De wijnsoorten van Valpolicella
Een voorbeeld van verschillende wijnsoorten binnen één gebied, vinden we in het Italiaanse Valpolicella in Veneto. Daar komen de beroemde wijnen Recioto, Ripasso en Amarone vandaan.
Recioto is een vrij sterke en zoete wijn van ingedroogde druiven en een echte specialiteit van Veneto.
Indrogen van druiven
Amarone della Valpolicella is de meest exclusieve droge wijn uit het rijtje. De wijn wordt ook gemaakt van ingedroogde druiven. Voor 45% tot 95% is dat de druif Corvina Veronese met daarnaast onder meer Corvinone en Rondinella. Het indrogen van de druiven duurt zo’n honderd dagen. Dit gebeurt vaak in speciale droogruimtes. Het resultaat is een rijke, droge wijn met veel smaak, omdat het water in de druif voor een groot deel verdampt en het sap geconcentreerder wordt.
Valpolicella Ripasso ondergaat een tweede gisting. Ripasso betekent dan ook zoiets als ‘opnieuw passeren’. Aan de basiswijn, die bestaat uit de “gewone” Valpolicella wijn van de bovengenoemde druivenrassen, worden de ongeperste druivenschillen toegevoegd die over zijn van de Amarone.
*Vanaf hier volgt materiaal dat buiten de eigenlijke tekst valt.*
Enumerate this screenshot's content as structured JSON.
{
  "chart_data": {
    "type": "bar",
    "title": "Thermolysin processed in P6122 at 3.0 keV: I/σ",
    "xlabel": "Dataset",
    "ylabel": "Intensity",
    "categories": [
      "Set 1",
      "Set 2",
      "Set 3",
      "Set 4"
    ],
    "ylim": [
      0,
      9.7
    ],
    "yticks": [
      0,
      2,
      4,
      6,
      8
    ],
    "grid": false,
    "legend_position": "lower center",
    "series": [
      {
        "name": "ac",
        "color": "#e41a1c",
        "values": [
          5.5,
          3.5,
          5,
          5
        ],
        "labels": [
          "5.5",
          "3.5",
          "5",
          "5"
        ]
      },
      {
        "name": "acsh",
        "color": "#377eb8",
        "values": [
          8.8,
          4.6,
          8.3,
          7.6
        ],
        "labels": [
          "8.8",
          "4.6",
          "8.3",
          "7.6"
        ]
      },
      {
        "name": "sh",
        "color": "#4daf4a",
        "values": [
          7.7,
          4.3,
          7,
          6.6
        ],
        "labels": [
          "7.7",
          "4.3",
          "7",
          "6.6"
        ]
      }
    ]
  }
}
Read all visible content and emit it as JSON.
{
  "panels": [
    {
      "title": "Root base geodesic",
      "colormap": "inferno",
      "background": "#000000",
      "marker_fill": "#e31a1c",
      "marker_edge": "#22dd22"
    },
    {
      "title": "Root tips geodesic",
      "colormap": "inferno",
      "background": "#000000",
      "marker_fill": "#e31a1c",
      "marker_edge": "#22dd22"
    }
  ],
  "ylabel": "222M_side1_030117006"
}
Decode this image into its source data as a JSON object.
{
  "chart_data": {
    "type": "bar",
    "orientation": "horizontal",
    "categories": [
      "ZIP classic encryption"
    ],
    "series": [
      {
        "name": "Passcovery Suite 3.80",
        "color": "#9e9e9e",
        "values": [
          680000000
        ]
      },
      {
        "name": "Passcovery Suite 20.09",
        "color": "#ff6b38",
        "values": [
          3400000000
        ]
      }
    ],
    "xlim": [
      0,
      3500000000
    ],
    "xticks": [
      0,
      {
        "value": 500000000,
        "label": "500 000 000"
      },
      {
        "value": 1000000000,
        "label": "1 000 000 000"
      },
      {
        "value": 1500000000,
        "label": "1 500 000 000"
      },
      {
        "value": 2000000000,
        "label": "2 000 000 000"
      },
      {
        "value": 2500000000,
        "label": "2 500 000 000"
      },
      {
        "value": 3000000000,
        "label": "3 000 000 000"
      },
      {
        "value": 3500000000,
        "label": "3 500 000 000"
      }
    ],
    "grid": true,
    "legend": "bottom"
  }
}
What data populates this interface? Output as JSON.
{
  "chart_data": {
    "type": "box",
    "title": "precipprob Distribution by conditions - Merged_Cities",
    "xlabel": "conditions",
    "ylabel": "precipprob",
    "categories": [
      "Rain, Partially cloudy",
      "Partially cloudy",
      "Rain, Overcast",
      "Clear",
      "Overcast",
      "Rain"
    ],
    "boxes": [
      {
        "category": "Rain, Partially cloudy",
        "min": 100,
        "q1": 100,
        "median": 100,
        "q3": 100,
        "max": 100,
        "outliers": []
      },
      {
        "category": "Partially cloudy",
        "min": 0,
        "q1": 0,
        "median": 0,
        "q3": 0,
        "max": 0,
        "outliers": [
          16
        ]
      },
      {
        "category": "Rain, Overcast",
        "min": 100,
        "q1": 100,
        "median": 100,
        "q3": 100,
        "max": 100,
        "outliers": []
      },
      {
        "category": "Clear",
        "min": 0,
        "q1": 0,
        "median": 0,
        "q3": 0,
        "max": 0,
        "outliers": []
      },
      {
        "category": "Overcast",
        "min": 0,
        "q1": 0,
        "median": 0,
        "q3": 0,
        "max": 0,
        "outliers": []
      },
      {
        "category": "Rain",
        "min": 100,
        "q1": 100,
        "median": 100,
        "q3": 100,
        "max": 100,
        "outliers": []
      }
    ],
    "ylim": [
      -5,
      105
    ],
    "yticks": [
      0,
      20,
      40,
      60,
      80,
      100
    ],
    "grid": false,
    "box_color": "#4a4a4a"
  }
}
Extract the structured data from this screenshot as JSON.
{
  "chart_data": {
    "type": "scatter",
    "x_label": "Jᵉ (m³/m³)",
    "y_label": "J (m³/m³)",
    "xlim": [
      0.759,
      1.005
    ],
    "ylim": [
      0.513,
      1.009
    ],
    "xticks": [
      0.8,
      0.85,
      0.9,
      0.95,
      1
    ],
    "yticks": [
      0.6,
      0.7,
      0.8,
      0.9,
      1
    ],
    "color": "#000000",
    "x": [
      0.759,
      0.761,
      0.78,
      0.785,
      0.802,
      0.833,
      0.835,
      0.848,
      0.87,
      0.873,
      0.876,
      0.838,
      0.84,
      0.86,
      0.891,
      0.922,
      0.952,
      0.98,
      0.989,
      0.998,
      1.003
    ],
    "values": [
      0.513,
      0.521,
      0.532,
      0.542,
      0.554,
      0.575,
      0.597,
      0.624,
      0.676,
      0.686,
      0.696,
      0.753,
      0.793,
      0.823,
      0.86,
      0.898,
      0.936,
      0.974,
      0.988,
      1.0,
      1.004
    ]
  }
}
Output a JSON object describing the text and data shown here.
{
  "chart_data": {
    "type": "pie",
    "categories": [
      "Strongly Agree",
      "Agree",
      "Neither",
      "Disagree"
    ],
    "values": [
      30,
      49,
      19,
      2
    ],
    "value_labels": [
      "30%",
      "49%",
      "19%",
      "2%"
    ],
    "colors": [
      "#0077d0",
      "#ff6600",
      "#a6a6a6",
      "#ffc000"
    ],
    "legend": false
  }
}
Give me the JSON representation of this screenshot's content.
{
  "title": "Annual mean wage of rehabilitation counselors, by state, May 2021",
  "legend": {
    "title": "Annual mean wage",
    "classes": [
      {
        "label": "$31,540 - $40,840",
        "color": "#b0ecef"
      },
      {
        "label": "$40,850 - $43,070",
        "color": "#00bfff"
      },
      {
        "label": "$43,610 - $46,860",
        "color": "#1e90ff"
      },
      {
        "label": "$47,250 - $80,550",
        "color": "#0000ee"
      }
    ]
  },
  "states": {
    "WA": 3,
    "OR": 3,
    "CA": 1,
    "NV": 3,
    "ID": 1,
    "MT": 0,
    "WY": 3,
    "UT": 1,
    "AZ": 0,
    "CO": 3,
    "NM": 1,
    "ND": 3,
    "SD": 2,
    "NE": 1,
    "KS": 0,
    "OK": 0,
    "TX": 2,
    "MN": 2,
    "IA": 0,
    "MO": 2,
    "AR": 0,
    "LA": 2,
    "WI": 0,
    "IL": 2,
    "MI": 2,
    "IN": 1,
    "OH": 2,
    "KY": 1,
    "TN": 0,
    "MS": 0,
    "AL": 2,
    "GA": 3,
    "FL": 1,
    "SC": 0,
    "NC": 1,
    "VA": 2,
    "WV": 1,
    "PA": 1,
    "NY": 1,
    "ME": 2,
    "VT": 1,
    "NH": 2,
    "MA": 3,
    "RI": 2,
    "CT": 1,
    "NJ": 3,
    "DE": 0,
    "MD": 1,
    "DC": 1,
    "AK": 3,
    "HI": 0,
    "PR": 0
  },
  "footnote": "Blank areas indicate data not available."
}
Vervolgens komt er een tweede vergisting op gang en worden er nog meer tannines uit de druiven onttrokken. Een Ripasso is in vergelijking met een gewone Valpolicella zwaarder, voller en smaakrijker en bevat vaak ook meer alcohol.
Typisch Oostenrijk
Andere wijnen zijn juist weer zo kenmerkend voor een heel land, dat het als de nationale wijnsoort wordt gezien. Een goed voorbeeld hiervan is Oostenrijkse wijn. De druif Grüner Veltliner is de nationale trots van het land en een derde van alle wijngaarden in Oostenrijk staat aangeplant met deze druif. Buiten Oostenrijk zult u Grüner Veltliner ook niet vaak zien. Ondanks dat de wijnen van één druivenras gemaakt worden, kunnen de wijnen wel divers zijn. Vaak kennen ze allemaal wel het typische peperkorreltje in het aromapalet. Het zijn witte wijnen die vaak jong gedronken worden, maar soms kunnen ze ook prima ouderen. Het leuke van Grüner Veltliner, is dat de druif steeds meer bekendheid geniet en ook steeds meer restaurants wijnen van deze Oostenrijkse trots op de kaart zetten.